As to the warnings, the U.S. Supreme Court has ruled that manufacturers of brand name drugs have a legal obligation to update warnings once new information is obtained. This obligation applies even if the new information is based solely on a new analysis of previously known data. The companies do not need to seek FDA approval to strengthen the warnings. So, key questions will be whether drug companies knew of additional risks or failed to disclose risks in a timely manner.
Another key question will be whether the companies caused overprescription of the drugs. And, if they did, does the law hold drug companies accountable when an individual uses opioids in a way that their doctor did not prescribe them?
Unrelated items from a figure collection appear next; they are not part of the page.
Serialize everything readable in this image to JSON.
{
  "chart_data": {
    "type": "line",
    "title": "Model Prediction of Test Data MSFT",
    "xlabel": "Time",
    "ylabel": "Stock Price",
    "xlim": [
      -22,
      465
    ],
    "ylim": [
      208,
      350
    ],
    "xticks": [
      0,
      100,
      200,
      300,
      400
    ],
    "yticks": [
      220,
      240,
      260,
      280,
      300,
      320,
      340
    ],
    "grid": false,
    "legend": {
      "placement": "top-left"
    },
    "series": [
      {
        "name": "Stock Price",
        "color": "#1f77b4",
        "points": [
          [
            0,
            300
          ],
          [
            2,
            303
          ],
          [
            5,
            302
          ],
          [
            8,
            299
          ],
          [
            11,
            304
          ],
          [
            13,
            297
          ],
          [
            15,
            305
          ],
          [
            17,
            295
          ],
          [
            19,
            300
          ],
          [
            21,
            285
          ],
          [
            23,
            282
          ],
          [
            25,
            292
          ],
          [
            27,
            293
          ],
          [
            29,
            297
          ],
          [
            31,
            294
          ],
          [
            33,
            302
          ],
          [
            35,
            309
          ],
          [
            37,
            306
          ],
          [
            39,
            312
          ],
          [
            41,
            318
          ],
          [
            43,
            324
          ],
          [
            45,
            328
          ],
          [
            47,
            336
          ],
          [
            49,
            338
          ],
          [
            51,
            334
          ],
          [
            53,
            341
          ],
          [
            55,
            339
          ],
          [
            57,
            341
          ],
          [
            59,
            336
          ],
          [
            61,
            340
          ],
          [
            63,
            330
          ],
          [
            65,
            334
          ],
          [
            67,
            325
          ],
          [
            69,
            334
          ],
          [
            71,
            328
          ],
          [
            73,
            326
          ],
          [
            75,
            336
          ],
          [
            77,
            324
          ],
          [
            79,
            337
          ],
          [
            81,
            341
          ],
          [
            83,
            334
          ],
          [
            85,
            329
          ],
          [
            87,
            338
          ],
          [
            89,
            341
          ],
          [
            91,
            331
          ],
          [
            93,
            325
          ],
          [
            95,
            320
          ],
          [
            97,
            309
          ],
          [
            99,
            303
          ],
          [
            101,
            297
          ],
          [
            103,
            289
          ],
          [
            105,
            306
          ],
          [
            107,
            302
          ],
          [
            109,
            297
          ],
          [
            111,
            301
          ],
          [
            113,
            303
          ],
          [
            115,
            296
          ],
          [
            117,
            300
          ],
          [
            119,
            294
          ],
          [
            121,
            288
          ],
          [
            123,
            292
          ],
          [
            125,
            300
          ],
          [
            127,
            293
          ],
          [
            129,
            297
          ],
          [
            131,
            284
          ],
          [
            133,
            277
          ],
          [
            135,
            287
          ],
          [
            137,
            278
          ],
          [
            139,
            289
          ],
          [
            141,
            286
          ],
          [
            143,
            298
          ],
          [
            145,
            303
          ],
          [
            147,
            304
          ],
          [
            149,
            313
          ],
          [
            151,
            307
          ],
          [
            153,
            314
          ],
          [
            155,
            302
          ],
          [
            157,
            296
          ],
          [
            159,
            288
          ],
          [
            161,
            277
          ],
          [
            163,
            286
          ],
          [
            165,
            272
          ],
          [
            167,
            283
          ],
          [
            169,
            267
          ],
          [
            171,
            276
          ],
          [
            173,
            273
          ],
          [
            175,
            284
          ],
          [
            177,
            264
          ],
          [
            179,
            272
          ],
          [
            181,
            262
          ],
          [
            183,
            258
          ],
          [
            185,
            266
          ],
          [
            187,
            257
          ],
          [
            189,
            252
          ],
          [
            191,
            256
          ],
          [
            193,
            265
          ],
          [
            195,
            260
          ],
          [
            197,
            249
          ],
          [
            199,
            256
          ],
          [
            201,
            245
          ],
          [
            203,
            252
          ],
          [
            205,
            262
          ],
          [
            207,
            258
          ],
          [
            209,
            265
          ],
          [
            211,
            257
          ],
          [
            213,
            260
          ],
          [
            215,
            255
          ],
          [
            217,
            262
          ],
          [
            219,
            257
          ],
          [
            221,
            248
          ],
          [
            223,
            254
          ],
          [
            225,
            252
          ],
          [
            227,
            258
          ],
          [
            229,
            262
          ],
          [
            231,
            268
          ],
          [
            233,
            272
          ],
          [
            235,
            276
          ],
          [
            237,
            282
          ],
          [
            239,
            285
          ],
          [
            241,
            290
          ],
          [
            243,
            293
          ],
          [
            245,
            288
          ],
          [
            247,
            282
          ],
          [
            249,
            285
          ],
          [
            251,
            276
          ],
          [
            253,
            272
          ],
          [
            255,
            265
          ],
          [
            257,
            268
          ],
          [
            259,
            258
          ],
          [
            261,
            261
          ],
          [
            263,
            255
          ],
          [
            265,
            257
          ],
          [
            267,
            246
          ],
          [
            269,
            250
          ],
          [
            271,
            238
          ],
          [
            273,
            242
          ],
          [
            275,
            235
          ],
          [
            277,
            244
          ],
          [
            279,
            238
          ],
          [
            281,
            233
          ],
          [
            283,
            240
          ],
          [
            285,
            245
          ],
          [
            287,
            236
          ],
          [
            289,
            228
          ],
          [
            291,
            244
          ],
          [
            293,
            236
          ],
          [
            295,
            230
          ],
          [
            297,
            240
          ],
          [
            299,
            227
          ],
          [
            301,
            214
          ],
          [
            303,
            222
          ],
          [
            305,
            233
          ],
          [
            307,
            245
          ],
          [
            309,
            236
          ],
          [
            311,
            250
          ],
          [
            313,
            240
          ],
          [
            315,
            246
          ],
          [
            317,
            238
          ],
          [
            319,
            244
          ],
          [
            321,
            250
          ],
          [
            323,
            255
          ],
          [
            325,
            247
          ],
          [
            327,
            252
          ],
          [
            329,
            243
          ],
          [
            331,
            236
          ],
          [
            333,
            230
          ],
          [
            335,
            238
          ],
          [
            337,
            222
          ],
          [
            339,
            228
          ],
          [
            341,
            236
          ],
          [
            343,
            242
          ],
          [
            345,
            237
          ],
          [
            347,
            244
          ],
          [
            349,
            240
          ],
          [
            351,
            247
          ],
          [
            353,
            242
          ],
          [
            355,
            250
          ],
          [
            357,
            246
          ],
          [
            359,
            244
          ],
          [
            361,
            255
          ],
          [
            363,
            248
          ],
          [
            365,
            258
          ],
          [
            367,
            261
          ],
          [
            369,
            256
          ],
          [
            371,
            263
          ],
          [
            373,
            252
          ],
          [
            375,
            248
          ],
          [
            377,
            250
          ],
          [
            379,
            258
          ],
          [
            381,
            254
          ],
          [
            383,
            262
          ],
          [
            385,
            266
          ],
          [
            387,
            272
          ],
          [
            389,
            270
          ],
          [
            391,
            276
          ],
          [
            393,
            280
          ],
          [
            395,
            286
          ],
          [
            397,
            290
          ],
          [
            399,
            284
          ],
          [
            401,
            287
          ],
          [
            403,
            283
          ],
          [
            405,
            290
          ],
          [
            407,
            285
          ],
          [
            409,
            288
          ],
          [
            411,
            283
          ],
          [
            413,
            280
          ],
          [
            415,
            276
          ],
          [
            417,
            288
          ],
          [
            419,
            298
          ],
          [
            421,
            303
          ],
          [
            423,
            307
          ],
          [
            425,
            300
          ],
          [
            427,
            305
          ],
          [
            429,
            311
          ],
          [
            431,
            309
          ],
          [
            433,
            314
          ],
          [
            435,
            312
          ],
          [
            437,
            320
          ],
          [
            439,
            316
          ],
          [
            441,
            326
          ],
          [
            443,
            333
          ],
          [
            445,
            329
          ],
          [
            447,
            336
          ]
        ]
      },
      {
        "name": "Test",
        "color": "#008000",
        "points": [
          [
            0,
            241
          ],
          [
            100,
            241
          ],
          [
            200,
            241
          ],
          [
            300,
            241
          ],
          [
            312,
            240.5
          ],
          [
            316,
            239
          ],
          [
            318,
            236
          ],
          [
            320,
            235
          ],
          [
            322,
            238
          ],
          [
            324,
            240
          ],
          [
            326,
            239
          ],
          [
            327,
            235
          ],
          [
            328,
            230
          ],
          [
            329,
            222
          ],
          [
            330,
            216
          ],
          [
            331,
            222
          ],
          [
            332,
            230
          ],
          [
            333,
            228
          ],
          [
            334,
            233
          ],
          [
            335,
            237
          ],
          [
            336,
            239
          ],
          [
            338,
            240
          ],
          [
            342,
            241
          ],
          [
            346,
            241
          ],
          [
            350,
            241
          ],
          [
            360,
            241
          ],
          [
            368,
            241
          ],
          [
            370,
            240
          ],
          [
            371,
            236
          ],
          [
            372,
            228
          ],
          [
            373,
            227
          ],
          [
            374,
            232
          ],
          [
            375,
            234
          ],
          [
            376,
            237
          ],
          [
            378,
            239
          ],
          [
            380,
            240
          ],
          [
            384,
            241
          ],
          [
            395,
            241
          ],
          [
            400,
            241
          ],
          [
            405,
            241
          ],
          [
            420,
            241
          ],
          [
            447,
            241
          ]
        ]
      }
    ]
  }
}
Moreover, are drug companies responsible when a physician prescribes a drug for a condition for which it was not FDA-approved?
As to the latter issue, the court must examine closely how drug companies marketed opioids. In particular, the court will analyze whether the companies endorsed the use of opioids for conditions other than those for which the drugs were FDA-approved. In many circumstances, it is illegal for a drug company to promote its drug for off-label uses. At the same time, however, physicians are free to prescribe drugs for conditions (or at dosage levels) other than that identified on the drug label.
In 2007, Purdue Pharmaceuticals, one of the drug companies named in the lawsuit, settled a case where it was alleged to have misled regulators, physicians and the public about the risks of Oxycontin, an opioid pain medication. Purdue and other opioid manufacturers have also settled similar cases.
These settlements, however, can cut both ways. The cases represent examples where drug companies hid the ball on risks. However, the settlements also bring into the public sphere the fact that opioids are addictive and carry serious risks.
As lawsuits similar to Ohio’s are being filed across the country – for example, by the city of Dayton, state of Mississippi and counties in New York and California – opioid manufacturers will be mindful of the implications of settling before a court rules on the legitimacy of the underlying legal theories. As these nuanced legal issues play out under different state laws, the winner of the disputes may vary.